There were other occasions, too, when the seemingly superhuman bombardment was not worth the proverbial candle. For the shells fell in sections where no damage was done, and where no lives paid the toll. Once a shell went through a house, passing close to an aged woman, but not hurting her, to explode harmlessly in a field near by.

And it was with such accounts as these that the Paris papers kept up the spirits of the inhabitants. Meanwhile the Germans kept firing away at quarter-hour intervals, when the gun was in action.

"I wonder if there is any chance of us getting in at the game?" questioned Jack of Tom one night.

"I shouldn't be surprised. As that officer said, they'll have to depend on the aircraft to locate the gun, I'm thinking."

"And you think we have a chance?"

"I don't see why not," replied Tom. "We've been off duty long enough. I'd like to get back behind the propeller again, and with a drum or two of bullets to use in case we sight a Hun plane. Let's go and send word to our captain that we've had enough of leave, and want to go out again."

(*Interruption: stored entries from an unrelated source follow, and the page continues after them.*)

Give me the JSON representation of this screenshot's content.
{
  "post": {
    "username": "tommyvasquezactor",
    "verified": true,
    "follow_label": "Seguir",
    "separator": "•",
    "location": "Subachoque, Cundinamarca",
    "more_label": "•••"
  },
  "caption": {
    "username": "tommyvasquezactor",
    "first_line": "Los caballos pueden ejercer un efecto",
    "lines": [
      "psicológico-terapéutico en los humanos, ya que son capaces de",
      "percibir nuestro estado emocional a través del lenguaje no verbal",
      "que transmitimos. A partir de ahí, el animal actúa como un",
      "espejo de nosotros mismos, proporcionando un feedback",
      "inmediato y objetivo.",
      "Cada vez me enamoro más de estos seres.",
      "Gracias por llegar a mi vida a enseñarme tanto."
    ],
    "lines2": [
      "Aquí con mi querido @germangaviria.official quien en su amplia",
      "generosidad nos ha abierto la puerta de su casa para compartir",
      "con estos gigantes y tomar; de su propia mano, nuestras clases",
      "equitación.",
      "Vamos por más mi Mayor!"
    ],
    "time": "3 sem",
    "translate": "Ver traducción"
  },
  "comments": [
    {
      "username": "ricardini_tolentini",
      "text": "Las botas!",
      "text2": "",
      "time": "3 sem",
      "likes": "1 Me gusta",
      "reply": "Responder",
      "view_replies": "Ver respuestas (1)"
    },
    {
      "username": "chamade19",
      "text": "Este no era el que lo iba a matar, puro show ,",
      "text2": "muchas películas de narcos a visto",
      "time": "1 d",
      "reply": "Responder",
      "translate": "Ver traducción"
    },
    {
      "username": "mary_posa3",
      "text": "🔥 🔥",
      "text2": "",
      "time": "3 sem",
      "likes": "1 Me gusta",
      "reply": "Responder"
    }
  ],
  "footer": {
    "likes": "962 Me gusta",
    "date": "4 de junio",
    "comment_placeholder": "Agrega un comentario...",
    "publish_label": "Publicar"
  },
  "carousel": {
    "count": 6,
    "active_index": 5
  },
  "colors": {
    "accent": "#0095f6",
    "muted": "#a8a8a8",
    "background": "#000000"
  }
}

"All right. But what about your father?"

"Well, I don't know what to say," answered Tom. "I'm about convinced that he wasn't killed, or even hurt, in any of the bombardments of Paris. But where he is I don't know. I guess, as a matter of duty to France, I'll have to let my private affairs go and—"

At that instant there sounded an explosion the character of which the two boys well knew by this time.

"The big gun again!" cried Jack.

"Yes, and they're firing after dark!" added Tom. "This may be just the chance the airmen have been waiting for—to locate the piece by the flashes. Come on out and see what's doing!"

Together they rushed from their room.